Schützen Sie sich und andere vor Hitze
Es gibt immer mehr Hitzetage. Besonders ältere Menschen, Kranke, Schwangere sowie Säuglinge und Kleinkinder sind durch Hitzewellen gefährdet. Doch man kann sich schützen.
Wer ist gefährdet?
Hitzewellen können besonders für Menschen ab 75 Jahren belastend sein. Im Alter reguliert der Körper die Temperatur schlechter: Man schwitzt weniger und das Durstgefühl nimmt ab. Auch chronisch Kranke, Schwangere, Säuglinge und Kleinkinder leiden stärker unter Hitze.
Warnzeichen und Sofortmassnahmen
Grosse Hitze bedeutet Stress für den Körper.
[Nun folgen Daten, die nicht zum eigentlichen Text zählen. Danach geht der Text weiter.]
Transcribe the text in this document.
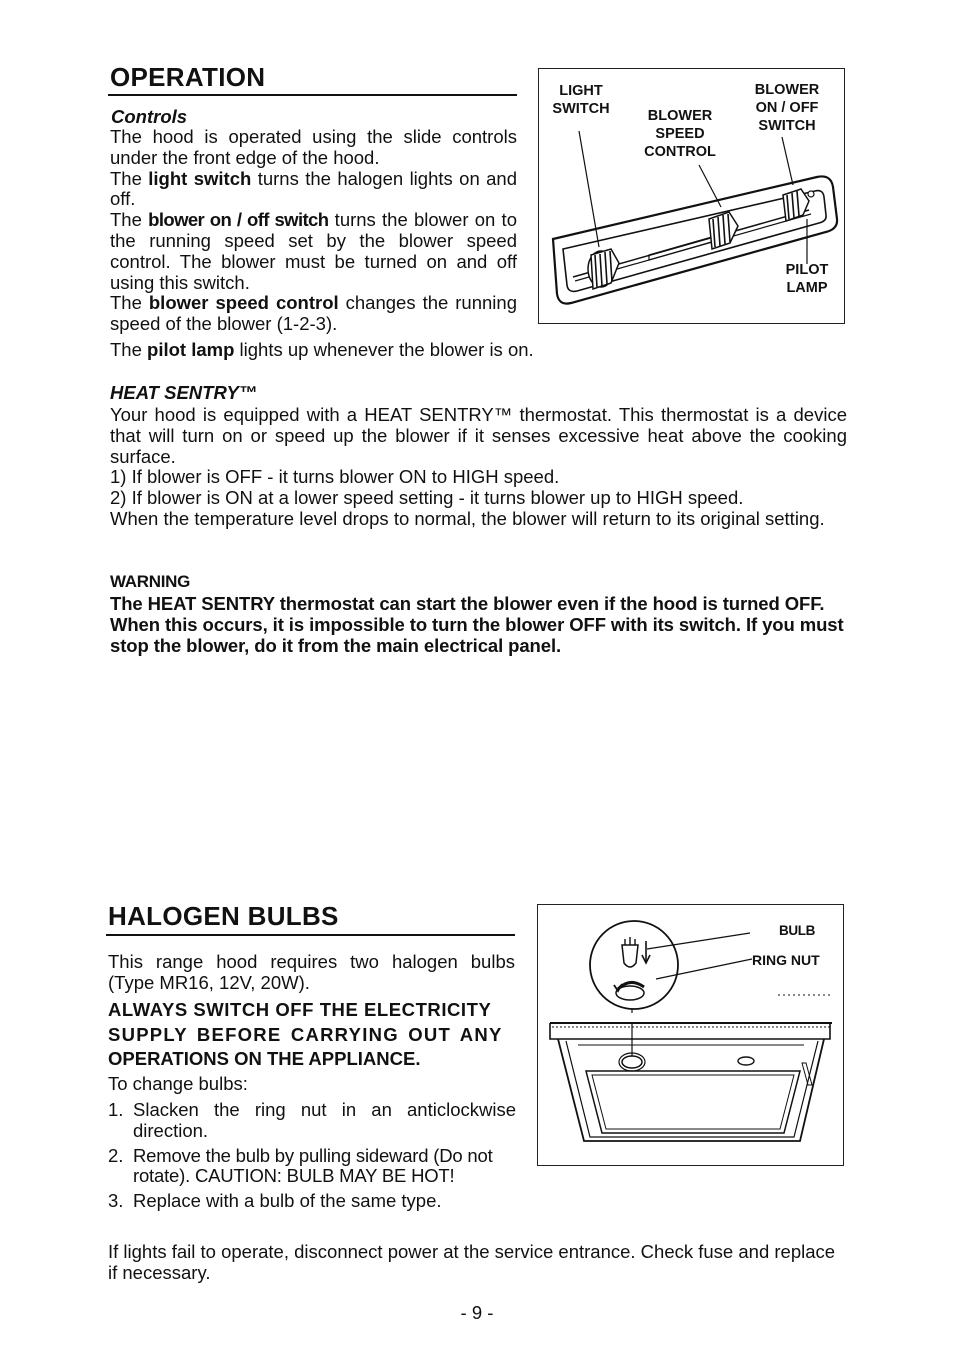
OPERATION
Controls
The hood is operated using the slide controls under the front edge of the hood.
The light switch turns the halogen lights on and off.
The blower on / off switch turns the blower on to the running speed set by the blower speed control. The blower must be turned on and off using this switch.
The blower speed control changes the running speed of the blower (1-2-3).
The pilot lamp lights up whenever the blower is on.
LIGHT
SWITCH	BLOWER
SPEED
CONTROL
BLOWER
ON / OFF
SWITCH
PILOT
LAMP
HEAT SENTRY™
Your hood is equipped with a HEAT SENTRY™ thermostat. This thermostat is a device that will turn on or speed up the blower if it senses excessive heat above the cooking surface.
1) If blower is OFF - it turns blower ON to HIGH speed.
2) If blower is ON at a lower speed setting - it turns blower up to HIGH speed.
When the temperature level drops to normal, the blower will return to its original setting.
WARNING
The HEAT SENTRY thermostat can start the blower even if the hood is turned OFF. When this occurs, it is impossible to turn the blower OFF with its switch. If you must stop the blower, do it from the main electrical panel.
HALOGEN BULBS
This range hood requires two halogen bulbs (Type MR16, 12V, 20W).
ALWAYS SWITCH OFF THE ELECTRICITY
SUPPLY BEFORE CARRYING OUT ANY
OPERATIONS ON THE APPLIANCE.
To change bulbs:
1. Slacken the ring nut in an anticlockwise direction.
2. Remove the bulb by pulling sideward (Do not rotate). CAUTION: BULB MAY BE HOT!
3. Replace with a bulb of the same type.
BULB
RING NUT
If lights fail to operate, disconnect power at the service entrance. Check fuse and replace if necessary.
- 9 -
Warnzeichen sind:
- Hohe Körpertemperatur
- Erhöhter Puls
- Schwäche / Müdigkeit
- Kopfschmerzen, Muskelkrämpfe
- Übelkeit, Erbrechen, Durchfall
- Trockener Mund
- Verwirrtheit, Schwindel, Bewusstseinsstörungen
→ Hinlegen, ausruhen und mit kaltfeuchten Tüchern kühlen.
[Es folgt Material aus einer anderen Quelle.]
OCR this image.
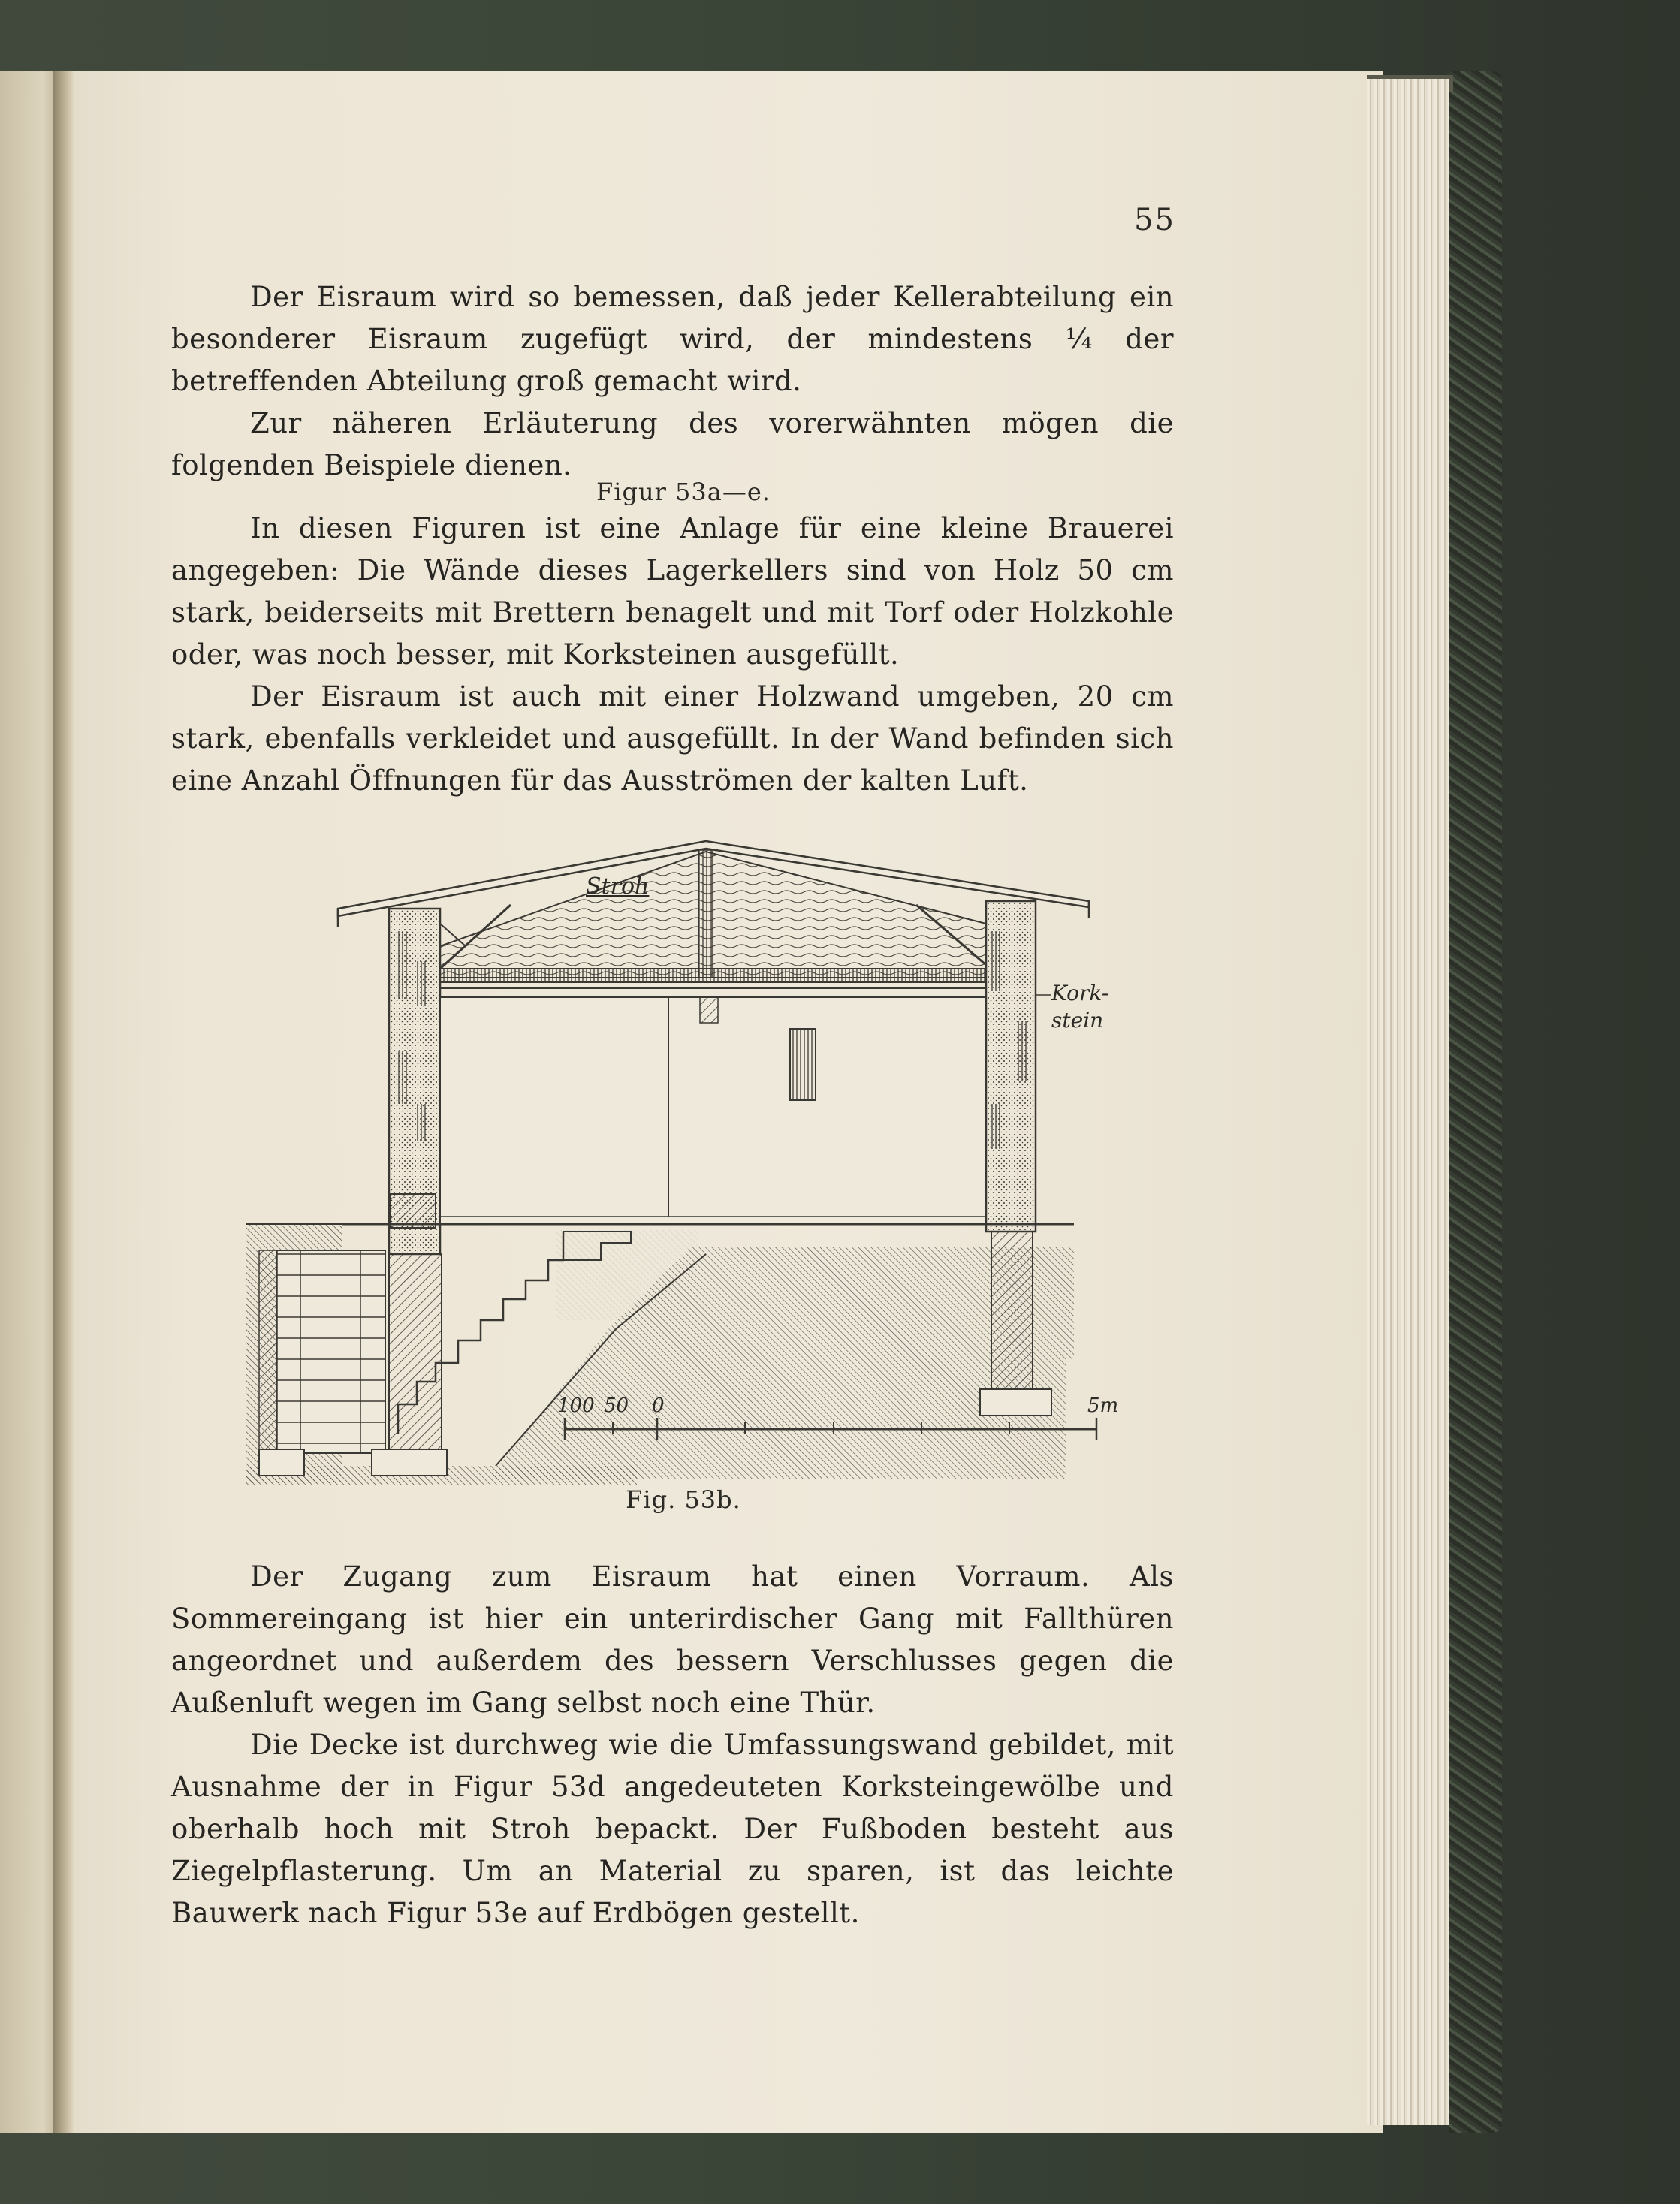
55

Der Eisraum wird so bemessen, daß jeder Kellerabteilung ein besonderer Eisraum zugefügt wird, der mindestens ¼ der betreffenden Abteilung groß gemacht wird.

Zur näheren Erläuterung des vorerwähnten mögen die folgenden Beispiele dienen.

Figur 53a—e.

In diesen Figuren ist eine Anlage für eine kleine Brauerei angegeben: Die Wände dieses Lagerkellers sind von Holz 50 cm stark, beiderseits mit Brettern benagelt und mit Torf oder Holzkohle oder, was noch besser, mit Korksteinen ausgefüllt.

Der Eisraum ist auch mit einer Holzwand umgeben, 20 cm stark, ebenfalls verkleidet und ausgefüllt. In der Wand befinden sich eine Anzahl Öffnungen für das Ausströmen der kalten Luft.

Stroh
Kork-
stein
100 50 0	5m
Fig. 53b.

Der Zugang zum Eisraum hat einen Vorraum. Als Sommereingang ist hier ein unterirdischer Gang mit Fallthüren angeordnet und außerdem des bessern Verschlusses gegen die Außenluft wegen im Gang selbst noch eine Thür.

Die Decke ist durchweg wie die Umfassungswand gebildet, mit Ausnahme der in Figur 53d angedeuteten Korksteingewölbe und oberhalb hoch mit Stroh bepackt. Der Fußboden besteht aus Ziegelpflasterung. Um an Material zu sparen, ist das leichte Bauwerk nach Figur 53e auf Erdbögen gestellt.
→ Trinken, möglichst ein isotonisches Getränk (⅔ Wasser, ⅓ Fruchtsaft, ½–1 TL Salz/Liter).
Keine Besserung? Hausarzt oder AERZTEFON 0800 33 66 55 kontaktieren.
So schützen Sie sich vor der Hitze
- Genügend Trinken: Mindestens 1.5 Liter pro Tag, auch ohne Durstgefühl.
- Leicht essen: Kalte und erfrischende Speisen wie Salate und Früchte, Gemüse und Milchprodukte. Achten Sie auf eine ausreichende Salzversorgung.
- Anstrengung vermeiden: Körperliche Aktivitäten möglichst auf die kühleren Morgen- oder Abendstunden verlegen.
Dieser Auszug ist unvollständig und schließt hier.